Per mesi il mondo era stato in subbuglio a causa di quell’evento, nel tentativo disperato di interpretare il messaggio mandato dagli alieni. E alla fine era stata proprio lei, Sarah, a trovare il bandolo della matassa; dopodiché era stata messa a capo del team con il compito di scrivere la risposta ufficiale, la quale venne inviata esattamente un anno dopo l’avvenuta ricezione.

All’inizio il pubblico attendeva novità con il fiato sospeso; solo che Sigma Draconis si trova a l8,8 anni luce dalla Terra, per cui il testo non sarebbe giunto a destinazione prima del 2028, e per l’eventuale risposta occorreva attendere, se andava bene, l’ottobre 2047.

Qualche trasmissione radiotelevisiva, l’autunno precedente, si era in effetti ricordata che un messaggio da Sigma Draconis poteva arrivare “in qualsiasi momento”. Poi però era passato ottobre, e novembre, e dicembre, e gennaio... e nulla.

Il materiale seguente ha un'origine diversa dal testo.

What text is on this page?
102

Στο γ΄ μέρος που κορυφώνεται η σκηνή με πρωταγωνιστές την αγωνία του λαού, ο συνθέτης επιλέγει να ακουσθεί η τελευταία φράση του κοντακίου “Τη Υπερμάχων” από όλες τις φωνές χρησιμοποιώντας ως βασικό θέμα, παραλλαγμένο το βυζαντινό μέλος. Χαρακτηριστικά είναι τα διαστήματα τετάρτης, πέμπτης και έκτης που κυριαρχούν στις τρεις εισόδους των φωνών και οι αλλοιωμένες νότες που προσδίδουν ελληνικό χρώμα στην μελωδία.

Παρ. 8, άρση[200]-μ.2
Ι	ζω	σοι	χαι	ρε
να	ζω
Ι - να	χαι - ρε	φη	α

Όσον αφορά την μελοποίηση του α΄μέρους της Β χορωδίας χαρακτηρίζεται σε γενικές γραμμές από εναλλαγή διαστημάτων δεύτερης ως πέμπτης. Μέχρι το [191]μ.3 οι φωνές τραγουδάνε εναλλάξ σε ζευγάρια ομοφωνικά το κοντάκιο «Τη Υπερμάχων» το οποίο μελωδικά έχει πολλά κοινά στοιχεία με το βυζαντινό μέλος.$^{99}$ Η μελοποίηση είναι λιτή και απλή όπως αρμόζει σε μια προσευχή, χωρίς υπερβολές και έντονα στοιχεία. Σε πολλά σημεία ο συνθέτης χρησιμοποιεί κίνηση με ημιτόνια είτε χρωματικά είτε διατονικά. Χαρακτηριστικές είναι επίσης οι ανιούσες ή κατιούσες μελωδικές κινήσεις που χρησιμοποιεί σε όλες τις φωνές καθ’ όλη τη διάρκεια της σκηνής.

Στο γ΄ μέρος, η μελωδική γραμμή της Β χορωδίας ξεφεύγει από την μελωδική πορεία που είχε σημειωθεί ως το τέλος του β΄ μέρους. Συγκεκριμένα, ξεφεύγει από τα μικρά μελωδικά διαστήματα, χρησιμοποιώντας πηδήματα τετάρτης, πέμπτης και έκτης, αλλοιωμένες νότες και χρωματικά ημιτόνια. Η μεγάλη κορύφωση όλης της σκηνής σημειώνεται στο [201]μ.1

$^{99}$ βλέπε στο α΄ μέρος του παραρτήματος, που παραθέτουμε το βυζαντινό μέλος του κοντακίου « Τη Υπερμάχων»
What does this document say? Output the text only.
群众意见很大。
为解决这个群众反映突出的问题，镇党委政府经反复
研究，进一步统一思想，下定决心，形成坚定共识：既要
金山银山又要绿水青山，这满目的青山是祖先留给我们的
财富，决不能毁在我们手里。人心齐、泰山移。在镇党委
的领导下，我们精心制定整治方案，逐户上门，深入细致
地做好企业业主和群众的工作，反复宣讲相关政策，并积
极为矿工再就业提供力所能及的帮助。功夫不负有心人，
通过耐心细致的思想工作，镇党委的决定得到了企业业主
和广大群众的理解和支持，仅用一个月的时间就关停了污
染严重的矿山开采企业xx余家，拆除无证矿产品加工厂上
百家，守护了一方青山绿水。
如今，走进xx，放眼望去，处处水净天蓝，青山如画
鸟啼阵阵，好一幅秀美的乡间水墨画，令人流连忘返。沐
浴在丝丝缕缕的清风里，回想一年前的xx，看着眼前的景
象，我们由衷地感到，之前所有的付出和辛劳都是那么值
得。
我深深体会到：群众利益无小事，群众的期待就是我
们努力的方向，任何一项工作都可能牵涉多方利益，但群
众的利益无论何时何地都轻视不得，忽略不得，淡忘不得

Nulla, fino a questo istante.

Sarah non aveva fatto in tempo a interrompere la conversazione con Leonore che il telefono squillò di nuovo. Stavolta la chiamata (come rivelò Sarah in diretta con un bisbiglio) veniva nientemeno che dalla CNN. A Don tornò in mente il pandemonio di quasi quarant’anni prima, quando sua moglie aveva decifrato il primo messaggio... accidentaccio, sembrava ieri!

Adesso tutti i familiari erano in semicerchio intorno a Sarah, pendevano dalle sue labbra. Anche i bambini avevano capito che qualcosa di grosso bolliva in pentola.

— No — stava dicendo la nonna al telefono — no, non ho dichiarazioni da rilasciare. No, non potete: oggi è il mio anniversario di nozze, e non intendo farmelo rovinare da un’invasione domestica. Che? No, no. Senta, ora devo proprio andare. Okay va bene. Va bene. Sì. Alla prossima. — Interruppe il contatto, quindi osservò Don e fece spallucce. — Scusate questo casino — disse. — Ma è che...

Il telefono si rianimò. Un ronzio elettronico che già normalmente innervosiva parecchio Don. Carl prese l’iniziativa: strappò l’apparecchio di mano alla madre e azzittì la suoneria. — Se proprio ci tengono, possono lasciare un messaggio.

Sarah si accigliò. — E se era qualcuno che aveva bisogno di aiuto?

Carl allargò le braccia. — Siamo tutti qui, quelli della famiglia. Chi altri potrebbe avere bisogno? Su, rilassati, mamma. E godiamoci la festa.

Don lanciò un’occhiata ai partecipanti. Nel breve momento di gloria di sua madre, Carl aveva sedici anni, ma Emily ne aveva solo dieci, quindi non aveva avuto piena coscienza della portata dell’evento. Sul viso affilato della figlia, l’espressione era di sbalordimento.